A visual way to complete an analysis by wordle.net.
This is the part of the research phase I enjoy the most – data analysis. I thought quite a bit about qualitative and quantitative analysis. A book published by Miles and Huberman, Qualitative Data Analysis: An Expanded Sourcebook, outlined explicit examples of qualitative analysis that made the concepts clear. As I read part of their book, it became clear to me that education, as a profession, relies more heavily on qualitative analysis. I have been subjected to many reports that are labeled as “studies” which came to conclusions based on how teachers felt about issues, instead of quantitative data. Miles and Huberman’s book gave examples of qualitative data that do give reliable conclusions. They warn of pitfalls of qualitative data studies – namely letting bias drive the study results. This can be compensated by adding a quantitative element to the study. As I read my peers’ blogs and they gave me feedback on mine, I thought another way to minimize bias in a qualitative study is to bring in peers to get feedback from others who have a different lens.

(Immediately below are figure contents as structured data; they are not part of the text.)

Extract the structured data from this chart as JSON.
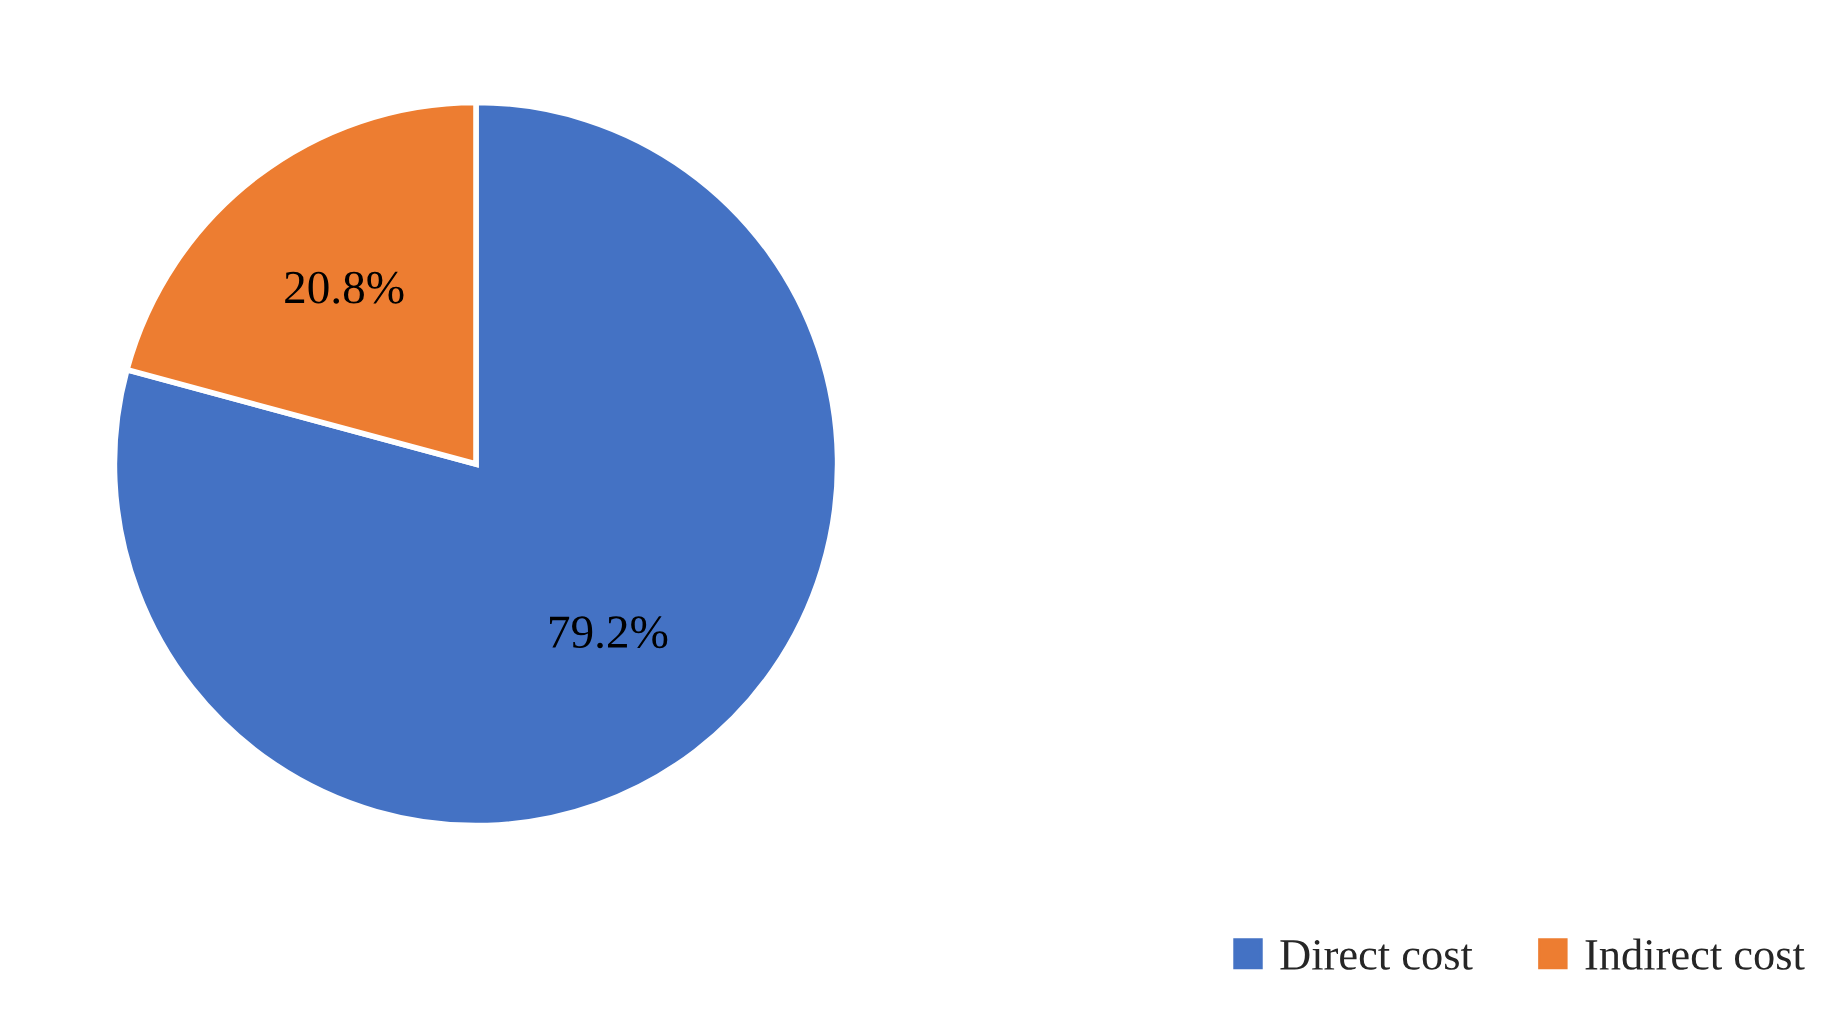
{
  "chart_data": {
    "type": "pie",
    "categories": [
      "Direct cost",
      "Indirect cost"
    ],
    "values": [
      79.2,
      20.8
    ],
    "colors": [
      "#4472c4",
      "#ed7d31"
    ],
    "value_labels": [
      "79.2%",
      "20.8%"
    ],
    "legend": "bottom right"
  }
}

In light of this realization, I spent time reading through my peers’ blogs trying to give a different perspective or adding thoughts/sources based on my experience to help broaden their views or minimize bias. I really appreciated the feedback I received on my study to date. As I think I should add to the data I need to collect, I received validating feedback on this strategy. It helps to know when I’m on the right track!
The initial data that has come back via a survey to staff in the North Slope Borough School District did not surprise me. It will take more time to triangulate the data than I initially planned. I need to be creative in order to make class observations while I am responsible for teaching my own class. Between trading prep times and trading classes, I think I have put together a schedule which will allow me enough time to observe enough classes at enough grade levels to validate the data I collected through the survey. The last step will be interviews to further validate the data. These will be easier to schedule since technology and proximity give me many options – interviews can be done in person or via email.
The next steps are to conduct observations and interview and then compile the data from those two activities. Then bring all the data together into one beautiful triangulated conclusion.
Miles, M., & Huberman, A. (1994). Qualitative data analysis: An expanded sourcebook. Thousand Oaks, CA: SAGE.